There are two main key metrics to consider when evaluating an RCM service:
1) Costs to collect i.e. the percentage of revenue needed to collect payments; and
2) ROI – return on that investment. But care should be taken, and certain criteria should be met by the RCM vendors, so that they meet your needs and uphold the standards of quality that have been set by you.
Criteria to be employed when Assessing RCM vendors:
- Request for Proposal (RFP): This should be the first step that you as a healthcare provider needs to do- put forth a RFP. This should take into account everything that you need to know based on the review of your own practice- the gaps, challenges, what you are looking for, etc. Only if you know what you want, then can you request for certain services, processes and workflows that fit into your own, to help increase your revenues, be it medical billing, coding, or just handling Accounts Receivable (A/R)

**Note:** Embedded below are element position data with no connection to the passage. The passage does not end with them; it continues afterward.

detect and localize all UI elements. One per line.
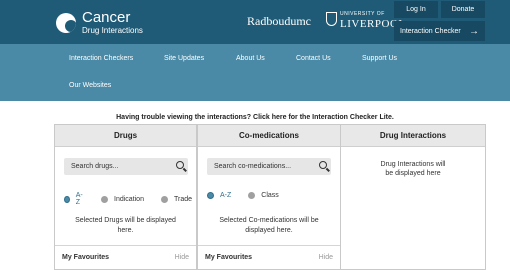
search-icon[interactable] <box>176 161 184 169</box>
comedication-search-placeholder: Search co-medications... <box>214 163 292 170</box>
donate-button[interactable]: Donate <box>441 1 485 18</box>
nav-about-us[interactable]: About Us <box>236 55 265 62</box>
radboudumc-logo[interactable]: Radboudumc <box>247 14 311 29</box>
brand-subtitle: Drug Interactions <box>82 26 143 35</box>
radio-selected-icon <box>207 192 214 199</box>
drugs-favourites-label: My Favourites <box>62 254 110 261</box>
search-icon[interactable] <box>319 161 327 169</box>
site-header: Cancer Drug Interactions Radboudumc UNIV… <box>0 0 510 44</box>
nav-interaction-checkers[interactable]: Interaction Checkers <box>69 55 133 62</box>
comedication-filter-class[interactable]: Class <box>248 192 279 199</box>
drug-filter-trade[interactable]: Trade <box>160 195 192 203</box>
nav-contact-us[interactable]: Contact Us <box>296 55 331 62</box>
brand-title: Cancer <box>82 9 131 26</box>
nav-support-us[interactable]: Support Us <box>362 55 397 62</box>
drugs-favourites-hide-link[interactable]: Hide <box>175 254 189 261</box>
arrow-right-icon: → <box>469 25 479 37</box>
drug-filter-radios: A-Z Indication Trade <box>64 192 209 206</box>
radio-icon <box>160 195 168 203</box>
drug-interactions-panel-title: Drug Interactions <box>341 125 485 147</box>
drugs-favourites-bar: My Favourites Hide <box>55 245 196 269</box>
comedication-search-input[interactable]: Search co-medications... <box>207 158 331 175</box>
nav-site-updates[interactable]: Site Updates <box>164 55 204 62</box>
comedications-empty-text: Selected Co-medications will be displaye… <box>219 217 319 234</box>
comedication-filter-radios: A-Z Class <box>207 192 296 199</box>
drug-search-input[interactable]: Search drugs... <box>64 158 188 175</box>
drug-filter-indication[interactable]: Indication <box>101 195 144 203</box>
drug-search-placeholder: Search drugs... <box>71 163 119 170</box>
drug-interactions-panel: Drug Interactions Drug Interactions will… <box>340 124 486 270</box>
comedications-panel-title: Co-medications <box>198 125 340 147</box>
main-nav: Interaction Checkers Site Updates About … <box>0 44 510 101</box>
interaction-checker-label: Interaction Checker <box>400 27 461 35</box>
radio-icon <box>101 195 108 203</box>
nav-our-websites[interactable]: Our Websites <box>69 82 111 89</box>
logo-icon <box>56 12 76 33</box>
login-button[interactable]: Log In <box>394 1 438 18</box>
comedications-panel: Co-medications Search co-medications... … <box>197 124 341 270</box>
drug-interactions-empty-text: Drug Interactions will be displayed here <box>380 161 446 177</box>
comedications-favourites-label: My Favourites <box>205 254 253 261</box>
comedications-favourites-bar: My Favourites Hide <box>198 245 340 269</box>
drugs-empty-text: Selected Drugs will be displayed here. <box>75 217 176 234</box>
checker-lite-link[interactable]: Having trouble viewing the interactions?… <box>0 114 510 121</box>
drug-filter-az[interactable]: A-Z <box>64 192 84 206</box>
liverpool-crest-icon <box>326 12 337 26</box>
drugs-panel-title: Drugs <box>55 125 196 147</box>
drugs-panel: Drugs Search drugs... A-Z Indication Tra… <box>54 124 197 270</box>
radio-icon <box>248 192 256 199</box>
cancer-drug-interactions-logo[interactable]: Cancer Drug Interactions <box>56 10 143 35</box>
comedication-filter-az[interactable]: A-Z <box>207 192 231 199</box>
comedications-favourites-hide-link[interactable]: Hide <box>319 254 333 261</box>
radio-selected-icon <box>64 195 70 203</box>
interaction-checker-button[interactable]: Interaction Checker → <box>394 21 485 41</box>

- Credentials: It is necessary to request for references from the vendors- their clients, how long have they been with them. Moreover, you need to spell out the kind of contract you are looking for also, and who deals with what during the process and workflows
- Costing: Based on the size of your practice and complexity of services required, charges collected by vendor should be determined. Know exactly the type of service delivered to know what the payment costs are- monthly or based on percentage of amount, etc
- Technology: Know the kind of software they use and if it is compatible with your HER process and workflows, and how it interfaces with your existing technology
- Money Collection Process: This is very essential to know how the RCM vendor works on this process, so that your Accounts Receivable (A/R) process does lag behind on cash flows. Often, RCM vendors collect on behalf of their clients and then send a check once a month, or some even send the money to a lock box. There are others who post the collections in real-time via direct deposit.

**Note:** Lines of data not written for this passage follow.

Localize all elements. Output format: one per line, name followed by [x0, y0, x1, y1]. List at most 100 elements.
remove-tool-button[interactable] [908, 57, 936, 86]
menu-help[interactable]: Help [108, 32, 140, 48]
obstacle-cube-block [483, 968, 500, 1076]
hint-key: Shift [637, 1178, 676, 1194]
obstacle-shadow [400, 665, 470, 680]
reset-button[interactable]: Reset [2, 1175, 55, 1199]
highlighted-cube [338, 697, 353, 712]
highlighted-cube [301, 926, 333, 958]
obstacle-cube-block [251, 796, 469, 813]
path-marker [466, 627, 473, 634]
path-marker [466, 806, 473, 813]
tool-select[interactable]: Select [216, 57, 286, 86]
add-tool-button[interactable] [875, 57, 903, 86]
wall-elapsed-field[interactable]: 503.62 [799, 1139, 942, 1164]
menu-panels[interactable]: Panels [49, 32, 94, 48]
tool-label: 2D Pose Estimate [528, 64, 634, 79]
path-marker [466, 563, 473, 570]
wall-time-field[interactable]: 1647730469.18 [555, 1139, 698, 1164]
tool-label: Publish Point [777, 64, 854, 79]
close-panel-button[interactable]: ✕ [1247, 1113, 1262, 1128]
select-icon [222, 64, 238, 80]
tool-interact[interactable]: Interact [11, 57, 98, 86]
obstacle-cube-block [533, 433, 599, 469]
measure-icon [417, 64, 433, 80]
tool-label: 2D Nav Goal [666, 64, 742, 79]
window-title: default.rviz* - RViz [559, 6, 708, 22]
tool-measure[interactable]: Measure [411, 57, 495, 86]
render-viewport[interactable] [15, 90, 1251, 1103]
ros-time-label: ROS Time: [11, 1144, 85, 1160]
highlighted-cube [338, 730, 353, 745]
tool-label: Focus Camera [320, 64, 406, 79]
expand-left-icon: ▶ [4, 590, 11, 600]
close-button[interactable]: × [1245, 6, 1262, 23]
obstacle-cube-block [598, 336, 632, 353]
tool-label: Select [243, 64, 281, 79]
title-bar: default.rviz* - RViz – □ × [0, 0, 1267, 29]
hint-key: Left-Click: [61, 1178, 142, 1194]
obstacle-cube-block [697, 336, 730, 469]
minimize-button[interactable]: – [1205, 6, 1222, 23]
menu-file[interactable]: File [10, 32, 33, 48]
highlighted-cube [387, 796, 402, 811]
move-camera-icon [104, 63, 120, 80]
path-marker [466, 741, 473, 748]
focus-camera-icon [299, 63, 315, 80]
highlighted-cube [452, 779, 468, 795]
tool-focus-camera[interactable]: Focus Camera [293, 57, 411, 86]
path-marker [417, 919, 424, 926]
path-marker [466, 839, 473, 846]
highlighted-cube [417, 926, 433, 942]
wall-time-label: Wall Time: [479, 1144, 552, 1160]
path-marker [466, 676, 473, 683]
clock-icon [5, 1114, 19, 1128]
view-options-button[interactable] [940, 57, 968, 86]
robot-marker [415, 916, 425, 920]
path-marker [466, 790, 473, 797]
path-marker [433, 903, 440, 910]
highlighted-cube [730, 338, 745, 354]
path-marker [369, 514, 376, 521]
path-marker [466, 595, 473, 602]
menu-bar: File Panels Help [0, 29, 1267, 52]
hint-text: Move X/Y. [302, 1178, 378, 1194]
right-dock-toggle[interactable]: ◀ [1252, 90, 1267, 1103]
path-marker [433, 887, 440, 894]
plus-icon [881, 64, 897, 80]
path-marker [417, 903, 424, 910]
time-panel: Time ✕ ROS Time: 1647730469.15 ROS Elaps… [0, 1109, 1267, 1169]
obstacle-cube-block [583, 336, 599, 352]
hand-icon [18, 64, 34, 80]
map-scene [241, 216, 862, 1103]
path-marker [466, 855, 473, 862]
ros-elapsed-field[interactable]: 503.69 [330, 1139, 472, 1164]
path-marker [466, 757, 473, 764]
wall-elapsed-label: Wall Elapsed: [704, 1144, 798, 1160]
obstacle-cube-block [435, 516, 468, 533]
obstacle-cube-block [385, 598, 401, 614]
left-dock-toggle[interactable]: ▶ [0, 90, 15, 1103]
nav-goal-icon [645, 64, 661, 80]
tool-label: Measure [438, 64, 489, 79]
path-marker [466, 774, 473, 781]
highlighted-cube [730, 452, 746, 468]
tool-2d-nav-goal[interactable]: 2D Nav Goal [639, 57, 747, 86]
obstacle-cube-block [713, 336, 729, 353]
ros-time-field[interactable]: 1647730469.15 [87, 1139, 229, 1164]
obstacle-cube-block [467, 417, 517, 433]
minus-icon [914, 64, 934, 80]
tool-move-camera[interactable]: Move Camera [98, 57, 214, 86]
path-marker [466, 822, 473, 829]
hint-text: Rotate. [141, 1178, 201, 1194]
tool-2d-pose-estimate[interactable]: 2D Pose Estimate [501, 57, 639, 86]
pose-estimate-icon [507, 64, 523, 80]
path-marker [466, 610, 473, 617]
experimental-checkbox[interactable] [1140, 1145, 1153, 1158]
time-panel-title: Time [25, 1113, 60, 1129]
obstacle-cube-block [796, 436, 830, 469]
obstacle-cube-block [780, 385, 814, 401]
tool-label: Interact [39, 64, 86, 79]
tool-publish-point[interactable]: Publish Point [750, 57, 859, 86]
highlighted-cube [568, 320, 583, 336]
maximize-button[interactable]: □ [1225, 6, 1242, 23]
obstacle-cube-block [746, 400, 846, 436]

- Compliance: You need to evaluate to determine if the vendor is complaint with all rules and regulations, especially with the Health Insurance Portability and Accountability Act (HIPAA).
- Reporting: What kind of reporting service do they deliver? Reports should be provided regularly & provide a breakdown of denials, and the gap time between date of service and when bills are sent out.
- Contracts: Check the kind of contracts they offer. Those that offer flexible termination clauses or that have short-term commitments so that you are not saddled with a RCM vendor that doesn’t perform
- Guarantees: Different RCM companies offer different levels of guarantee. Some have performance measures or guarantees that can ensure satisfaction, whereas some may include incentives for exceeding set goals, or penalties if goals are not met.
- Value Added ROIs: Besides promising to increase your net revenue, check out RCM vendors who can also provide services that can give fewer days in accounts receivable or manage contract negotiations with payers, or conduct audits to ensure that insurers are paying what they should be based on the contracts.
Anything you do, whether you outsource the RCM process fully or partially, the one main thing that you should always maintain a seamless transition between in-house employees and the RCM vendor’s employees, and keep in mind that patients should never suffer, but receive & expect the same level of service from both.